Tuesday, October 5, 2004

Plan? What Plan?

Some news-worthy items from yesterday and today bear noting. First, lets start with Condolezza Rice and her back-tracking on the use of aluminum tubes. The tubes, Rice said, "are only really suited for nuclear weapons programs, centrifuge programs." Apparently, the information is based on one CIA analyst's idea and has been widely discounted by nuclear power experts. Now, she says, I "knew there was some debate out there but ... I didn't know the nature of the debate." The fact is, no one in the intelligence community had any idea how the tubes would be used.

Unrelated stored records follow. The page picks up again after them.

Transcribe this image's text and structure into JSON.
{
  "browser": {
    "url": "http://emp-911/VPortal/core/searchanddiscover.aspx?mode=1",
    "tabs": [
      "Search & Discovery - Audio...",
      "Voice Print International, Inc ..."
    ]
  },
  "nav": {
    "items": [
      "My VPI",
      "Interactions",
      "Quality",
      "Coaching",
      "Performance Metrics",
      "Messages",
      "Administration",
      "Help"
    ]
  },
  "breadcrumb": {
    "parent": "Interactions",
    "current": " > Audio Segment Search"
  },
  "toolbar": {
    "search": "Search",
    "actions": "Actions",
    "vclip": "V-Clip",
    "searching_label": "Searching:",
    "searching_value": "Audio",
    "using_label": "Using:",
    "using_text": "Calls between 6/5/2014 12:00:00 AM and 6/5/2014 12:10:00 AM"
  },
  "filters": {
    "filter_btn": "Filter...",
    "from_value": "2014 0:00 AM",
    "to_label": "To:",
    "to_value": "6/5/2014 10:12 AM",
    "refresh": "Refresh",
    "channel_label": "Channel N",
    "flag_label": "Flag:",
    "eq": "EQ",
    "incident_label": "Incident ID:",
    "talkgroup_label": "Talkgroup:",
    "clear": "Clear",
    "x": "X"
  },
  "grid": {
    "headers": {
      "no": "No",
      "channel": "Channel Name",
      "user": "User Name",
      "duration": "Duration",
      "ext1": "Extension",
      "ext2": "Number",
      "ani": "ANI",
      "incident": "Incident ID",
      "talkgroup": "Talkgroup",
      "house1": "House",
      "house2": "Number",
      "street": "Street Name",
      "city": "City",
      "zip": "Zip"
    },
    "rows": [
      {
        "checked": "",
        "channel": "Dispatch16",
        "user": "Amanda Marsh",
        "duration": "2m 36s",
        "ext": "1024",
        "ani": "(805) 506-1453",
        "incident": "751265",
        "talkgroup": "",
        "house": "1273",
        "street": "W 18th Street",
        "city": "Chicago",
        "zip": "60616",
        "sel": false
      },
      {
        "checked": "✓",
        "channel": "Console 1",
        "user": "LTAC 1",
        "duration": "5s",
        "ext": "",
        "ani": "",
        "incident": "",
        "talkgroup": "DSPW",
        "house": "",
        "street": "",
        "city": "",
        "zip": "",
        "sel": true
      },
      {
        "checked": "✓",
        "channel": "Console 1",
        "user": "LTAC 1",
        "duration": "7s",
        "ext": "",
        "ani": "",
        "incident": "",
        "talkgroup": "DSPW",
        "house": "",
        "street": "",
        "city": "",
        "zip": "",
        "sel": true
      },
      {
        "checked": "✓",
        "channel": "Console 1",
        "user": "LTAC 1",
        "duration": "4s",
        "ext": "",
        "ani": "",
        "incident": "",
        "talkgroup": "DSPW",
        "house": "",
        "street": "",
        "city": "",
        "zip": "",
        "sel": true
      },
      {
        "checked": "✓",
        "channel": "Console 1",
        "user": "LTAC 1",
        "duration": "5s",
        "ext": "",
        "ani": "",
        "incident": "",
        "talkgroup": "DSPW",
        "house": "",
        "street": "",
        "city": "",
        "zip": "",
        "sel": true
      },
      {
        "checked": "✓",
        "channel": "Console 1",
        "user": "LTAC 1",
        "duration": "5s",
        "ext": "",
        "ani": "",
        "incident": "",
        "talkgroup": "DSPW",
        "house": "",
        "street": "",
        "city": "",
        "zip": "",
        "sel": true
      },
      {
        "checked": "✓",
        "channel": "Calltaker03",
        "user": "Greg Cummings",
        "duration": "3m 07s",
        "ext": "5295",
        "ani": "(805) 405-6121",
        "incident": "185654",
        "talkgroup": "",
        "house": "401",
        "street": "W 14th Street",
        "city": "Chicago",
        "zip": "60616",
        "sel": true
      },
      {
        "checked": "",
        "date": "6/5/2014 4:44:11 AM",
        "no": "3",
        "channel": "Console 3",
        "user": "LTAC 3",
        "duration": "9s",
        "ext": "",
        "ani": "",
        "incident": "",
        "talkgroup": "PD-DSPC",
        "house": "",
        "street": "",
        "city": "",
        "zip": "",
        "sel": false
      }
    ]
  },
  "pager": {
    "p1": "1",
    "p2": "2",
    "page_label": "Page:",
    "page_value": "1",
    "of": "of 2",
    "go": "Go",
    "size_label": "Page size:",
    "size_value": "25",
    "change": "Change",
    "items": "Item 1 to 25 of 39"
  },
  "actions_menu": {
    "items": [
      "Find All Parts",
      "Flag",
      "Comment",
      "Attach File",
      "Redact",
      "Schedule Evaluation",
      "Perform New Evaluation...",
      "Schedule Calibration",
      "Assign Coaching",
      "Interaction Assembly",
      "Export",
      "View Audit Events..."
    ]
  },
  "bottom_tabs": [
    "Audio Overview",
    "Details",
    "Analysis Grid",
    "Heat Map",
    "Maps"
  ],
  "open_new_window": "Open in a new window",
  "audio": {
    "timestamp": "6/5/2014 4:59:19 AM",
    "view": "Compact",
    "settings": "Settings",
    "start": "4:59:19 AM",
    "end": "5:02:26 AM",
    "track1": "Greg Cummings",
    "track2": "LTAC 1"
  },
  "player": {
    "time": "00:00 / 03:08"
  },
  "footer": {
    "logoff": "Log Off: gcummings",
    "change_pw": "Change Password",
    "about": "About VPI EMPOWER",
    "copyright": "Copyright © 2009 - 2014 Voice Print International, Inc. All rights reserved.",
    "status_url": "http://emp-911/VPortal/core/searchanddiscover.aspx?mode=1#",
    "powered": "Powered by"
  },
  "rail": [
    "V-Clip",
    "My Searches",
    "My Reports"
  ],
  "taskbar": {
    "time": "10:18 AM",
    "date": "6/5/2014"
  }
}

Rumsfeld also chimes in this week. "Why the intelligence proved wrong [on weapons of mass destruction], I'm not in a position to say," Rumsfeld said in remarks to the Council on Foreign Relations in New York. "I simply don't know." (CNN.COM) When asked about the Saddam/Al-Qaeda link, he offers, "To my knowledge, I have not seen any strong, hard evidence that links the two."

Paul Bremer in the same article appears to chide the Bush Administration for the apparent lack of planning and awareness on a variety of issues. Not enough troops led to lawlessness, led to the sacking of many museums, offices, retail stores, etc.

My position on the war, to be clear, is that there was no clear, incontrovertible evidence that the U.S. faced an imminent threat from Saddam, and that the road to war was contrived. The rationale for war was based on the weakest of intelligence and no true facts. The current seeping of information about how weak that intelligence actually was is now becoming mainstream. The details regarding the war planning are seeping into the mainstream media, as evidenced by Bremer. Those details indicate that many facets of the war planning were ignored, set aside to worry about at a later date. Current events in Iraq, the lawlessness, the looting, the lack of border control, the lack of internal security all seem to bear these anecdotes out.

Rumsfeld, Wolfowitz, Rice, and Cheney are now beginning to realize that many of their reasons for war with Iraq are evaporating. Support among the coalition is waning as Poland considers withdrawing ALL troops by years' end and Australia may follow suit. Many countries have suspended financial support due to the lack of internal security. "The truth will out," as Shakespeare wrote, and I think it is in the process of outing.